Por Carolina Arenes
Cuando éramos chicos, nos entreteníamos a veces en el recuento de la mezcla de sangres que fluía en nuestra argentinidad. Buen reflejo de la cartografía del país y del enclave cultural que nos había tocado, en nuestras listas predominaban abuelos italianos y españoles, pocos argentinos, de vez en cuando algún francés, menos todavía ingleses, irlandeses o alemanes; cada tanto, había alguna historia de los pogromos del Este o de los campos de la muerte. Entre los bisabuelos contábamos algún que otro criollo, aunque no dejaba de ser una rareza. Y no recuerdo ni uno solo que hubiera reportado al menos una gota de pueblo originario. Estábamos en Buenos Aires y parecía una obviedad que éramos el país blanco de América latina.
La hipercitada frase de Borges -«Los argentinos somos europeos en el exilio», seguramente hija de la de Alberdi: «Somos europeos trasplantados en América»- era ley en mi entorno. El prestigio de lo europeo por sobre las diversas formas de lo argentino o de lo americano era puro sentido común en la rama francesa de mi familia, aunque nunca me quedó tan claro como cuando, mucho después, lo vi sintetizado en el «Don’t be native» con que la dama inglesa, madre de un compañero de la facultad, reconvenía a su hijo. En esas épocas, la escuela no hacía más que reforzar el equívoco. La Argentina era un país blanco y europeo. Los indios habían sido eliminados de la historia oficial, como los negros, y los textos escolares de los años 70 todavía consagraban esa operación simbólica. Ni rastros por entonces de una perspectiva a contramano como la del credo jujeño de Héctor Tizón: «Yo miro el país desde el punto de vista de los que han sido derrotados y escribo del país que fue vencido y olvidado después de la organización nacional».
Pero la memoria también se construye con olvidos y ya puede ser tiempo de ir desmontando algunos. El recuerdo idealizado que circula hoy sobre los abuelos que llegaron en los barcos y nos legaron sus cocoliches y sus nostalgias silencia los desprecios y las persecuciones (la Argentina del siglo XIX, para crecer, necesitó trabajadores y convocó a los inmigrantes; la del XX buscó disciplinarlos), silencia que fueron «la plebe ultramarina» de la que habló Lugones, silencia el miedo ante ese aluvión inmigratorio que amenazaba con desbaratar el ser nacional. Es cierto que con su éxito integrador la escuela pública nos devolvió la ilusión de una sociedad homogénea, el famoso crisol. Pero también allí operaron olvidos, lo que en nuestro imaginario de país siempre quedó fuera del crisol: no sólo la población originaria, sino también la inmigración de países limítrofes. Esa que ahora parece estar bajo sospecha.
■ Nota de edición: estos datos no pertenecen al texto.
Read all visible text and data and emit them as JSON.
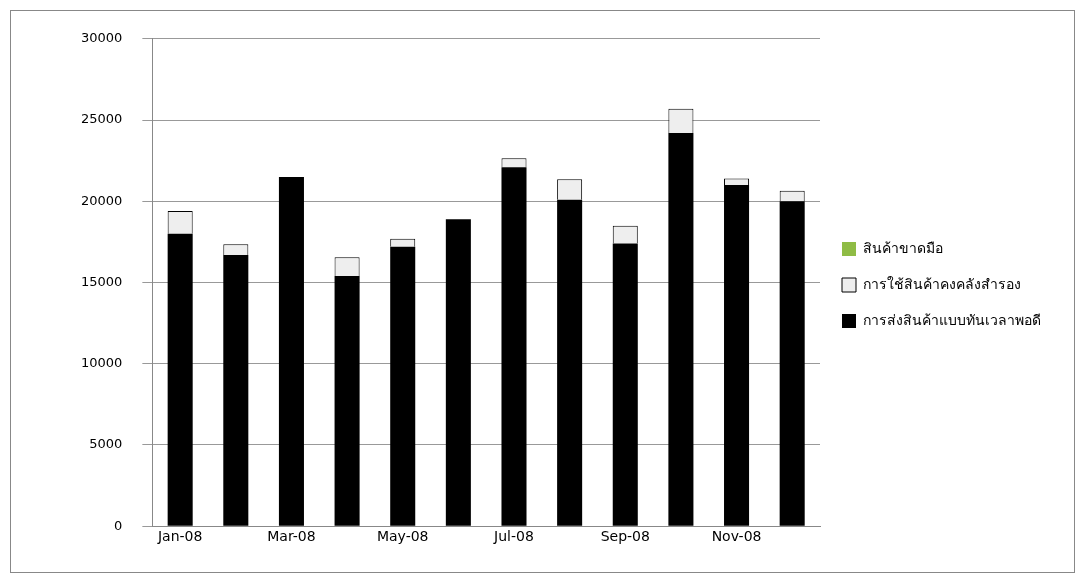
{
  "chart_data": {
    "type": "bar",
    "stacked": true,
    "categories": [
      "Jan-08",
      null,
      "Mar-08",
      null,
      "May-08",
      null,
      "Jul-08",
      null,
      "Sep-08",
      null,
      "Nov-08",
      null
    ],
    "series": [
      {
        "name": "การส่งสินค้าแบบทันเวลาพอดี",
        "color": "#000000",
        "values": [
          18000,
          16700,
          21500,
          15400,
          17200,
          18900,
          22100,
          20100,
          17400,
          24200,
          21000,
          20000
        ]
      },
      {
        "name": "การใช้สินค้าคงคลังสำรอง",
        "color": "#eeeeee",
        "values": [
          1400,
          650,
          0,
          1150,
          500,
          0,
          550,
          1250,
          1100,
          1500,
          400,
          650
        ]
      },
      {
        "name": "สินค้าขาดมือ",
        "color": "#8fbc45",
        "values": [
          0,
          0,
          0,
          0,
          0,
          0,
          0,
          0,
          0,
          0,
          0,
          0
        ]
      }
    ],
    "ylim": [
      0,
      30000
    ],
    "yticks": [
      0,
      5000,
      10000,
      15000,
      20000,
      25000,
      30000
    ],
    "grid": "y",
    "legend": "right"
  }
}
No importa que las estadísticas oficiales desmientan vínculos entre inmigración y delincuencia. O que muestren que es infundada la percepción de que estamos invadidos por inmigrantes. Las palabras ligeras de los políticos en campaña llegan a la mesa familiar mucho más rápido que los informes especializados.
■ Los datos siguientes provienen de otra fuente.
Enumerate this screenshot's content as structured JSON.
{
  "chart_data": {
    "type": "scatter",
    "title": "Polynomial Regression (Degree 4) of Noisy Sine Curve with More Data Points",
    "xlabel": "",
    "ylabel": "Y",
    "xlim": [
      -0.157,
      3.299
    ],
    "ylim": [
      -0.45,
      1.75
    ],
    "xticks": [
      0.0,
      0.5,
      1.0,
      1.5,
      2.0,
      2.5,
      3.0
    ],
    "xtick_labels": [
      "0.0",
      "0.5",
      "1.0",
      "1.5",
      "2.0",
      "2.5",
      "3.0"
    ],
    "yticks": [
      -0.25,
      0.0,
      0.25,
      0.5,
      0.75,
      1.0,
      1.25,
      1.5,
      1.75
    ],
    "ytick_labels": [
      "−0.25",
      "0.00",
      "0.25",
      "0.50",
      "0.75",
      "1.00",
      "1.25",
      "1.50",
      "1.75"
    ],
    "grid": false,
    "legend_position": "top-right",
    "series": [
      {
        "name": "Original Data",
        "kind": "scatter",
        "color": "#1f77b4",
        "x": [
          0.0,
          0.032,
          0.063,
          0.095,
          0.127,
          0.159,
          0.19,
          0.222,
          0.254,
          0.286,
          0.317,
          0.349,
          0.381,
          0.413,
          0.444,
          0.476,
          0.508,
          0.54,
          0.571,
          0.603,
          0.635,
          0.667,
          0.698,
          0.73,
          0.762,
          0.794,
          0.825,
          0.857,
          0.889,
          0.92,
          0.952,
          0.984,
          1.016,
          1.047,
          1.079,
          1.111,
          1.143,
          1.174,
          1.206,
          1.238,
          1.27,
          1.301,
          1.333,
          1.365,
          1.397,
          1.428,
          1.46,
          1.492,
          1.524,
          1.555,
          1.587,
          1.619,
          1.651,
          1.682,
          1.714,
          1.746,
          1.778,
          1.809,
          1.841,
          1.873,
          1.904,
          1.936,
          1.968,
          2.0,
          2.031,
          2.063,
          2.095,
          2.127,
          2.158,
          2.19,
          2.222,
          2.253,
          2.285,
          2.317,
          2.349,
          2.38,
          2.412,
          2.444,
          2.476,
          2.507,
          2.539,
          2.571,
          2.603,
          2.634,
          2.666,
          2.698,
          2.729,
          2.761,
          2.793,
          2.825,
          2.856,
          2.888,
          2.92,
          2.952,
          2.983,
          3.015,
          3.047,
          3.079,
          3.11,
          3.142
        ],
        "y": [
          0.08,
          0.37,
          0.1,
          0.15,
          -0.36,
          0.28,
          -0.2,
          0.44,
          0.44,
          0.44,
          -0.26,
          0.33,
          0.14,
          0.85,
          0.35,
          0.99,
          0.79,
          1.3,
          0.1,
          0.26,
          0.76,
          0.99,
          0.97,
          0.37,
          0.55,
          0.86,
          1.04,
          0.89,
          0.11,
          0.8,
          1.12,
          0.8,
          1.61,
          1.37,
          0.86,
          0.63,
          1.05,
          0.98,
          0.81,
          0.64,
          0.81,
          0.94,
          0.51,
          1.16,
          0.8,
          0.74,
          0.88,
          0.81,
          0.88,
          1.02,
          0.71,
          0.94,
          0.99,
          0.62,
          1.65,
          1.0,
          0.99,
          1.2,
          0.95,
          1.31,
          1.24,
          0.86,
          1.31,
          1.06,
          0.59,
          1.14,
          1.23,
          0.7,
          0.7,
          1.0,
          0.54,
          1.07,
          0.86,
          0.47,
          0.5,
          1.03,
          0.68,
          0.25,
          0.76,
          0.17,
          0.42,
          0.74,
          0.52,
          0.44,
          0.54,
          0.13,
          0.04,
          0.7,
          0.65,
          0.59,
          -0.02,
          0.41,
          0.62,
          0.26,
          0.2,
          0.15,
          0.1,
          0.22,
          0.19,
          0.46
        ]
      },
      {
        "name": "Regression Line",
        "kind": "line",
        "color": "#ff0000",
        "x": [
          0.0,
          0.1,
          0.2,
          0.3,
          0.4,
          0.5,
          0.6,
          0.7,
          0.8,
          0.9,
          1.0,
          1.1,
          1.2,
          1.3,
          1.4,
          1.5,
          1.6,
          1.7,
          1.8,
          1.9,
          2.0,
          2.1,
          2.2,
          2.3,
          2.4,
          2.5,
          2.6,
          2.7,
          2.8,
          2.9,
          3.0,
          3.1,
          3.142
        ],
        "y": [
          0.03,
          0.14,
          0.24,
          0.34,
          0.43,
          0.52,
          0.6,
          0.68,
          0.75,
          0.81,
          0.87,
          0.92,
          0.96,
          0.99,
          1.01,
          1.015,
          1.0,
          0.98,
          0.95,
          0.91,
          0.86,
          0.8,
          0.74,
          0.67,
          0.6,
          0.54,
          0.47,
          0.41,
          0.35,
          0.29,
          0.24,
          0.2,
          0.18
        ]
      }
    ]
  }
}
Es fácil ver la desmesura cuando Trump dice que los mexicanos son delincuentes, violadores y bad hombres. O cuando decide avanzar con el muro. Pero habrá que tener cuidado con las formas menos obscenas e igualmente estigmatizantes del discurso político. El oportunismo de los tiempos electorales suele sembrar de falsos debates el camino y sería bueno no caer en su trampa.